Despite one of the worst economic downturns in recent memory, the NFL's 2009 paid attendance figures during the regular season held up remarkably well.
|NFL regular-season average paid attendances by year
In total, 17,282,225 tickets were sold for the 256 regular season games. The average of 67,509 sold tickets per game is down slightly from the 2008 regular season attendance record of 68,034. 2008 was the sixth consecutive year the NFL broke the regular season attendance record.
As a Cowboys fan, you may have grown accustomed to these numbers. In fact, anything below 100,000 at the new Cowboys Stadium doesn't really seem like a lot to the average Cowboys fan. But the NFL numbers are remarkable, and not just in the context of the economic downturn.
The attendance at NFL games is by far the highest of any domestic sports league, not just in the U.S but in the whole world. Sportingintelligence.com ranks the top ten leagues globally by average attendance in the most recent season:
The next best attended league can be found in another kind of football – the properly global football – in Germany’s Bundesliga, where an average 41,904 fans per game attended during the last full season 2008-09. The No3 spot in the top attendance league goes to Australia’s AFL (Aussie Rules, 2009), followed by English Premier League football (2008-09), American baseball (MLB 2009), Canadian Football (CFL, 2009), Spanish football (2008-09), then Japanese baseball (NPB, 2009), Italian football (Serie A, 2008-09) and Indian Premier league cricket.
And now for a closer look at Cowboys Stadium.
The new Cowboys Stadium broke three NFL attendance records in 2009.
The total regular season attendance over eight games was an NFL record 718,055. For comparison, Texas Stadium in 2008 drew 506,944 fans, which ranked the Cowboys only 24th in the league.
The Dallas Cowboys home opener last season against the New York Giants was the first regular season game played at the $1.15 billion Cowboys Stadium and attracted 105,121 fans, the largest regular season crowd in NFL history.
The previous record for a regular season game on U.S. soil surprisingly dates back to Nov. 10, 1957 when a crowd of 102,368 watched the Los Angeles Rams beat the San Francisco 49ers in the L.A. Coliseum.
|2009 NFL total regular season attendance by team
And Cowboys Stadium is not just a good thing for the Cowboys.

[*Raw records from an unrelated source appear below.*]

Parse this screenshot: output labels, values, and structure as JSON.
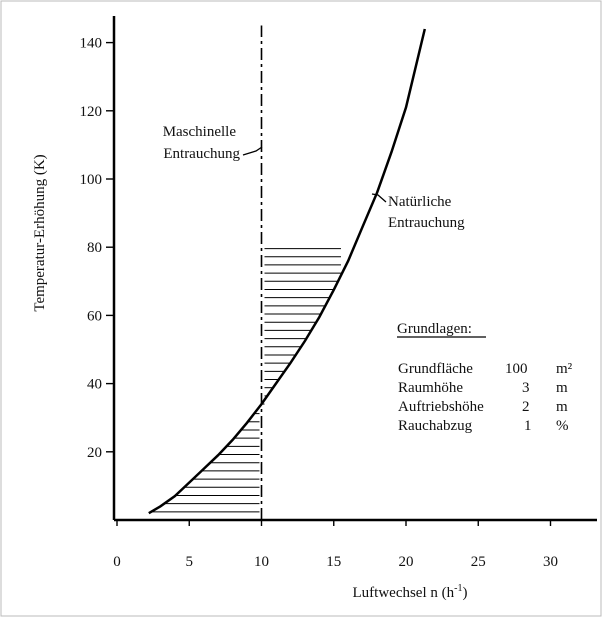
{
  "chart_data": {
    "type": "line",
    "xlabel": "Luftwechsel  n  (h",
    "xlabel_sup": "-1",
    "xlabel_close": ")",
    "ylabel": "Temperatur-Erhöhung (K)",
    "xlim": [
      0,
      30
    ],
    "ylim": [
      0,
      145
    ],
    "x_ticks": [
      0,
      5,
      10,
      15,
      20,
      25,
      30
    ],
    "y_ticks": [
      20,
      40,
      60,
      80,
      100,
      120,
      140
    ],
    "grid": false,
    "series": [
      {
        "name": "Natürliche Entrauchung",
        "x": [
          2.2,
          3,
          4,
          5,
          6,
          7,
          8,
          9,
          10,
          11,
          12,
          13,
          14,
          15,
          16,
          17,
          18,
          19,
          20,
          21.3
        ],
        "y": [
          2,
          4,
          7,
          11,
          15,
          19,
          23.5,
          28.5,
          34,
          40,
          46,
          52.5,
          59.5,
          67.5,
          76,
          86,
          96,
          108,
          121,
          144
        ]
      },
      {
        "name": "Maschinelle Entrauchung",
        "x": [
          10,
          10
        ],
        "y": [
          0,
          145
        ]
      }
    ],
    "hatched_regions": [
      {
        "between": "curve-below",
        "x_from": 2.2,
        "x_to": 10
      },
      {
        "between": "curve-above",
        "x_from": 10,
        "x_to": 15.5,
        "y_to": 82
      }
    ],
    "annotations": {
      "maschinelle": [
        "Maschinelle",
        "Entrauchung"
      ],
      "natuerliche": [
        "Natürliche",
        "Entrauchung"
      ]
    },
    "legend_box": {
      "title": "Grundlagen:",
      "rows": [
        {
          "label": "Grundfläche",
          "value": "100",
          "unit": "m²"
        },
        {
          "label": "Raumhöhe",
          "value": "3",
          "unit": "m"
        },
        {
          "label": "Auftriebshöhe",
          "value": "2",
          "unit": "m"
        },
        {
          "label": "Rauchabzug",
          "value": "1",
          "unit": "%"
        }
      ]
    }
  }
}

Thanks in part to Cowboys Stadium, the NFC East last year led the league in total attendance (home and away games).
But there's even more to it. One third of the ticket revenue from each NFL game played is pooled and redistributed equally among all teams. At an average ticket price of $160 - twice the NFL average - the extra attendance in 2009 vs 2008 translates to a cool $34 million more in income, of which Jerry Jones gets to keep about $22 million. However, that figure is likely to pale next to the ancillary revenue that JerryWorld is generating:
While the NFL shares television money, league sponsorships and one third of ticket revenues equally among all teams, each franchise retains its parking, novelty and concession revenue, luxury suites and stadium naming rights revenue as well as retail sales, local radio & preseason TV deals and other sponsorships. That's a lot of possibilities for Jerry to rake in those extra dollars.
And the city of Arlington is also getting a piece of the action, as Cowboys Stadium is producing more tax income than predicted, in large part because Cowboys Stadium is generating more ticket tax money than originally estimated: Average attendance at Cowboys games is 86,990 versus the 70,058 initially projected, and average ticket prices are $159.65, way ahead of the $83.80 early estimate.

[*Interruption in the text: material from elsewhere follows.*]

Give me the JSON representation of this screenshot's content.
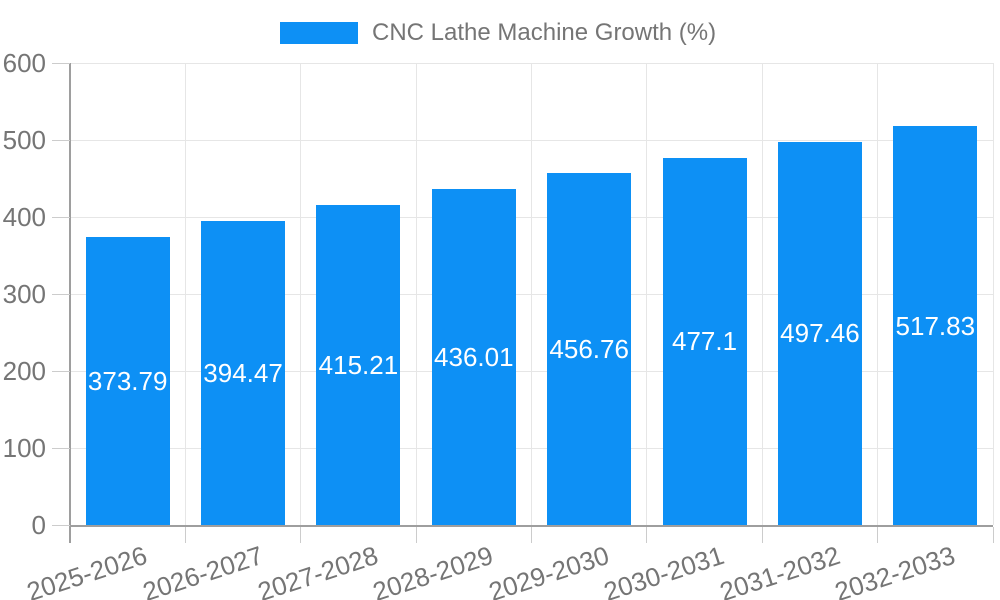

At the end of the day, any new stadium is primarily a great chance to increase a franchise's revenue stream and not just through ticket sales. The key is to attract as broad an audience as possible and generate the maxiumum revenue from each target audience, from luxury boxes all the way down to the party pass.
In return, fans expect a Cowboys experience they can't get anywhere else, and Jerry Jones realized that:
I spent millions of dollars to do exactly what we're supposed to be doing as owners - create a fan experience that will keep the fans coming back, because you just can't duplicate this anywhere else. I'm maximizing the stadium experience for fans. And I think I have helped advance the ball for the NFL.

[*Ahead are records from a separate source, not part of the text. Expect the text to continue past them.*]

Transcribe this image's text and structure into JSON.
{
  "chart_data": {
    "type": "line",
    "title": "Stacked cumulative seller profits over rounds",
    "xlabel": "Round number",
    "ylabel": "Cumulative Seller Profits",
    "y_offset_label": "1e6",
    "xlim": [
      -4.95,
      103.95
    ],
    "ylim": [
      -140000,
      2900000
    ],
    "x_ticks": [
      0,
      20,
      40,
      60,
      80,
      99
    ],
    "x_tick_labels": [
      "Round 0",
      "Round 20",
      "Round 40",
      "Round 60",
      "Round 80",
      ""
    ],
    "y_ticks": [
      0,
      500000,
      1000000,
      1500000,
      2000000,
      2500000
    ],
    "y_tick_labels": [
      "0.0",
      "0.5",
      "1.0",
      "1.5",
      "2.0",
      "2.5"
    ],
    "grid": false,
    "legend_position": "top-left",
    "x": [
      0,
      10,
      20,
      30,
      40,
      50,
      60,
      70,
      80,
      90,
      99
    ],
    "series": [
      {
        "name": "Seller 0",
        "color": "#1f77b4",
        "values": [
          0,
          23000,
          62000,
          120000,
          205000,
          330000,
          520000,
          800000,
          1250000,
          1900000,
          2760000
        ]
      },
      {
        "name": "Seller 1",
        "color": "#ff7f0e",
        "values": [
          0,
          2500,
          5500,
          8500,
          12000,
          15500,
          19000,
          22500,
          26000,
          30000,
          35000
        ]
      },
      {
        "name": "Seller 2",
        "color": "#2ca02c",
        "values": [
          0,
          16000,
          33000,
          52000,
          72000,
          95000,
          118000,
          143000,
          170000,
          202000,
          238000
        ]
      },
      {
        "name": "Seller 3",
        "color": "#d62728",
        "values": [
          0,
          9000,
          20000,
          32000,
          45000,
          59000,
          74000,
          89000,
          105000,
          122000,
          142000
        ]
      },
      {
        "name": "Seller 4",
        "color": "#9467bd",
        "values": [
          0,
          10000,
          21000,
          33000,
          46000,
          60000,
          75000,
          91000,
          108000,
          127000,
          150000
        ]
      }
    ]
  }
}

The NFL's executive vice president of football operations, Ray Anderson, agrees:
With the choices people have, it is imperative for that in-stadium experience to be really special. Jerry Jones is responding to that need, with the bells and whistles in that stadium. He put it out there. Going forward, new stadiums will be challenged to duplicate what he's done to enhance the fan experience. He's a few years ahead of the curve.
Oh, and one more noteworthy record of sorts before this post is done: The number of punts, kickoffs, passes or any other foreign objects to hit the Jerrytron in 9 home games? Zero, zip, nada, zilch.